'Testing the Will of the Civilized World'

In this piece I am casting a glance back to a mere month ago. How the world has changed since. The headline above is part of a statement President Bush made in a talk to the nation Tuesday evening, April 13th. It was featured in a large pullout quote on the front page of our local daily paper: "Now is the time and Iraq is the place in which the enemies of the civilized world are testing the will of the civilized world."

The assumption behind this statement is a curious one. It is the notion that abstractions have enemies and will power and can act purposively.

But of course the first thing you always have to do with a statement by President Bush is translate it out of the Orwellian he employs as a primary language.

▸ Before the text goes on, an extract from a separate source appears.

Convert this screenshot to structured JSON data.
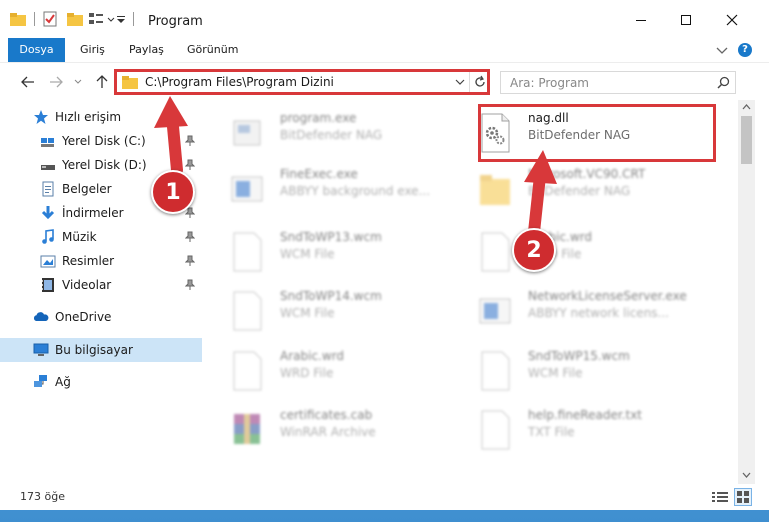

That's what LRC columnist Mike (in Tokyo) Rogers says he does: "Whenever I hear “Bush-speak” . . . I . . . take what he says for the opposite meaning."

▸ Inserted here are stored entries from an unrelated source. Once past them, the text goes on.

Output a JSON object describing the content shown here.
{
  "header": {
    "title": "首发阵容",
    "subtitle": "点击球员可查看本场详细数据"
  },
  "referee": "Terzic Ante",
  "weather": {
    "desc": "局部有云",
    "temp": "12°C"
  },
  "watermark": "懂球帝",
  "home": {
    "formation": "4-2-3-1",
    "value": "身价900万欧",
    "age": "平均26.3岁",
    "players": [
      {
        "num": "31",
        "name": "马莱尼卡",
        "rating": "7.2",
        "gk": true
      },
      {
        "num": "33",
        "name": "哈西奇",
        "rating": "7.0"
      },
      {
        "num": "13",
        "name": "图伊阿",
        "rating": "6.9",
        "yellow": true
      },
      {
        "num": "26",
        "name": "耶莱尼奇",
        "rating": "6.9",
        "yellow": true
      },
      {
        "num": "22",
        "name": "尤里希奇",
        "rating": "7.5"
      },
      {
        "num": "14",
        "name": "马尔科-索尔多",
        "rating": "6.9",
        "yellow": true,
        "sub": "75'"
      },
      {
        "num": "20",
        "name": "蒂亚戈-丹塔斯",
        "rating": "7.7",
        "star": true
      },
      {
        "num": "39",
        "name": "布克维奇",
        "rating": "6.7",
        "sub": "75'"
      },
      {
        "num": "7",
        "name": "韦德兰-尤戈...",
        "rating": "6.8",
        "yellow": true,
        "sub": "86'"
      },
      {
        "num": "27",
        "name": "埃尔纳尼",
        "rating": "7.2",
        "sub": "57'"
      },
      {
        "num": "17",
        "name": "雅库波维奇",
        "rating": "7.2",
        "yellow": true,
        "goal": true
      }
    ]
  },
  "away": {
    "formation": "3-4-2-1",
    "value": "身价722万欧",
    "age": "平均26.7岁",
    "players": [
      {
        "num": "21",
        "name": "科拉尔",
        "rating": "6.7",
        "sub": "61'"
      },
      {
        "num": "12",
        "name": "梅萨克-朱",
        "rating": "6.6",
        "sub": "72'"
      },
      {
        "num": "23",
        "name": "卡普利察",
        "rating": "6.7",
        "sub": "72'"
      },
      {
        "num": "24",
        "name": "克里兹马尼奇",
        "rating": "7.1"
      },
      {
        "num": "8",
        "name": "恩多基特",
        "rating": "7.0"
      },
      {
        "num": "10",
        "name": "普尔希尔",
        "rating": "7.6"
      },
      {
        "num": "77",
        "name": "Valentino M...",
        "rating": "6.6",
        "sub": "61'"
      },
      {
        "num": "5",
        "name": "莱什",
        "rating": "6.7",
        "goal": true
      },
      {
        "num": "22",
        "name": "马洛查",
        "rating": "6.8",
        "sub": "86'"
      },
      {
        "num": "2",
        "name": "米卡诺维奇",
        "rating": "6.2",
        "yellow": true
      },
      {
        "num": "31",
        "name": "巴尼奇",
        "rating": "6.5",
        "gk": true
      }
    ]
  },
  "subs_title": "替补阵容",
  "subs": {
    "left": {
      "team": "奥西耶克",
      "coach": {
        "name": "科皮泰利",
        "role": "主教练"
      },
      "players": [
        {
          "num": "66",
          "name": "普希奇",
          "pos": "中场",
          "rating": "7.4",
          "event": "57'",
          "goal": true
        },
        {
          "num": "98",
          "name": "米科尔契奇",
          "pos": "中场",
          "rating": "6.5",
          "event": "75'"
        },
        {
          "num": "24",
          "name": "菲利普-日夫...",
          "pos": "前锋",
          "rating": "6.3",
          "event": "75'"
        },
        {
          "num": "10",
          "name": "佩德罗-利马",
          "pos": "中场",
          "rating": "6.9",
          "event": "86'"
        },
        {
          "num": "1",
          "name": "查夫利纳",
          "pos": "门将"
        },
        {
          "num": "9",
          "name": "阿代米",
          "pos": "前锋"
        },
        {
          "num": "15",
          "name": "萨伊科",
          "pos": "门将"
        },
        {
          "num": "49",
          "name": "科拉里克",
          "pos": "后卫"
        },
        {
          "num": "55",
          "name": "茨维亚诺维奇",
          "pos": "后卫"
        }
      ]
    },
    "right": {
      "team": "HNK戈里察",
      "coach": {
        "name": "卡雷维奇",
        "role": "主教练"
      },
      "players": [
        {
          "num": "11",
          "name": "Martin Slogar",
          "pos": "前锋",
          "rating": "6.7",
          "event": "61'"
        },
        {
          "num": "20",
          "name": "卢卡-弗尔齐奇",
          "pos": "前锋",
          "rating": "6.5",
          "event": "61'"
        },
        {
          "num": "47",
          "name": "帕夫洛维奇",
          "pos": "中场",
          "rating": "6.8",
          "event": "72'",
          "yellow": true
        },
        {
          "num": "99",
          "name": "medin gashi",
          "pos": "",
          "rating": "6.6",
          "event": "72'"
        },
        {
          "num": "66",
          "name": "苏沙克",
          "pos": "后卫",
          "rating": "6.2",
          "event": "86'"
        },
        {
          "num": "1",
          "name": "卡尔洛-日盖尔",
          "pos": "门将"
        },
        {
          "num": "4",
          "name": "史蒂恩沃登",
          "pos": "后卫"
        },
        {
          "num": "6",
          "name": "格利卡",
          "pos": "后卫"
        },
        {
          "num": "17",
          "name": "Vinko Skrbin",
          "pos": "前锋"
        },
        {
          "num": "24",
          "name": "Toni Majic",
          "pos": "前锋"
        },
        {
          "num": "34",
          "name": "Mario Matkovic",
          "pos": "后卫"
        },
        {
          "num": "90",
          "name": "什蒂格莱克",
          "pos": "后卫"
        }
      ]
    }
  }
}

On that basis, here is the translation: "Now is the time and Iraq is the place in which the civilized world [the U.S.?] is testing the will of its uncivilized opponents [Iraq's outraged people?]." Somehow it makes more sense to me that way. We are trying to find out if Iraq, fighting William Lind's Fourth-Generation war, is going to prove tough enough to withstand us. Bets, anyone?

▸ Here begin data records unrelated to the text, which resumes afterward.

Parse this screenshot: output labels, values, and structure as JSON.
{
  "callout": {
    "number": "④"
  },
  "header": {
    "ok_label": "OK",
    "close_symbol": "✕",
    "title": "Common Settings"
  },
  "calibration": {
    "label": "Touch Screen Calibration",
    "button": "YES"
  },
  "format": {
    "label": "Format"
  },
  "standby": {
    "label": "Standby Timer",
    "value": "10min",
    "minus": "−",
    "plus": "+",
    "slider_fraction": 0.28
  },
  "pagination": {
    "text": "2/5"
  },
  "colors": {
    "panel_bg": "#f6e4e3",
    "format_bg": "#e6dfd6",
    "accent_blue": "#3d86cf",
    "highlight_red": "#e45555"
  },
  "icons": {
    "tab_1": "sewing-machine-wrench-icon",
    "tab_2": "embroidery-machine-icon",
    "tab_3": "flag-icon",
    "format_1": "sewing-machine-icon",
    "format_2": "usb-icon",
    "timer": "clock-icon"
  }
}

Let us suppose for the moment that there is such a thing as a "civilized world." (I prefer for the moment not to get into the question of whether we are it.) Then there is also, one supposes, an "uncivilized world." And since those are the extremes, it would be reasonable to suppose there is also a less than fully civilized world, or if you prefer to put it the other way around, a less than fully uncivilized world.

Do any of these entities in fact exist as material things; do they have battalions and armaments, addresses and telephone numbers? Of course not; they are figments, ideas, at the very least more or less misleading stand-ins for what is really meant.

Bush obviously meant by the "civilized world" us, as I have suggested above: the U.S., plus its few and wobbling allies in this mess. He meant by the "uncivilized world" all the nations and peoples who oppose us, starting with the Iraqis but not stopping there. One could go on and name a huge roster of quite real, and I fear, quite "civilized" sovereignties (with addresses and telephone numbers) which would send up a roaring cheer if we were to come a complete cropper in our present world-conquering crusade. There would be intense rejoicing at every hand for Goliath defeated. I'm sure of it.

But leave that aside. It is exactly Bush's claim to represent the "civilized world" that is now looking mighty lame. As the Abu Ghraib story unwinds and exfoliates, it is going to be ever harder to put it back in the bottle and go forward with the argument that we are bringing democracy and other blessings of modernity to the backward folks in Iraq and Islam generally. There is now left only about six weeks in the run-up to the so-called transfer of real power. If we can convince the Iraqis and the Muslim word generally that that is what we will have accomplished, while keeping our bases and our essential veto over what they do with their new sovereignty, we may be able to extricate ourselves without a physical disaster. I have a feeling in my bones, however, that we are much more likely to have to get out under fire because the whole of Iraq will have risen up against us in a new intifada, again, as Lind has suggested it might. It is devilishly hard, as Lincoln said, to fool all of the people all of the time. That is what we are apparently attempting to do, and only a thoroughgoing desperado could possibly think it would work.

I can see why Bush, Rumsfeld, Cheney, and their assorted neocon brain trust have perhaps by now adopted the full-fledged, Hollywood-thriller, desperado stance. Back to the wall, jobs and the future and above all future reputation at stake, they know that unless they can prevail and dictate the writing of the history of this epoch, they are apt to end up looking to posterity like pretty sorry chaps, not at all the enlightened conquerors they saw themselves as when they first issued the order to attack.

For my part I keep hoping we will, as a race (I mean homo sapiens), at some point – could this be it? – get over the idea that there can be any sort of heroism or any future in the history books for people who simply want to steal what someone else owns, using great clouds of squid ink to divert attention from what they are up to and suckering entire nations into doing their dirty work for them.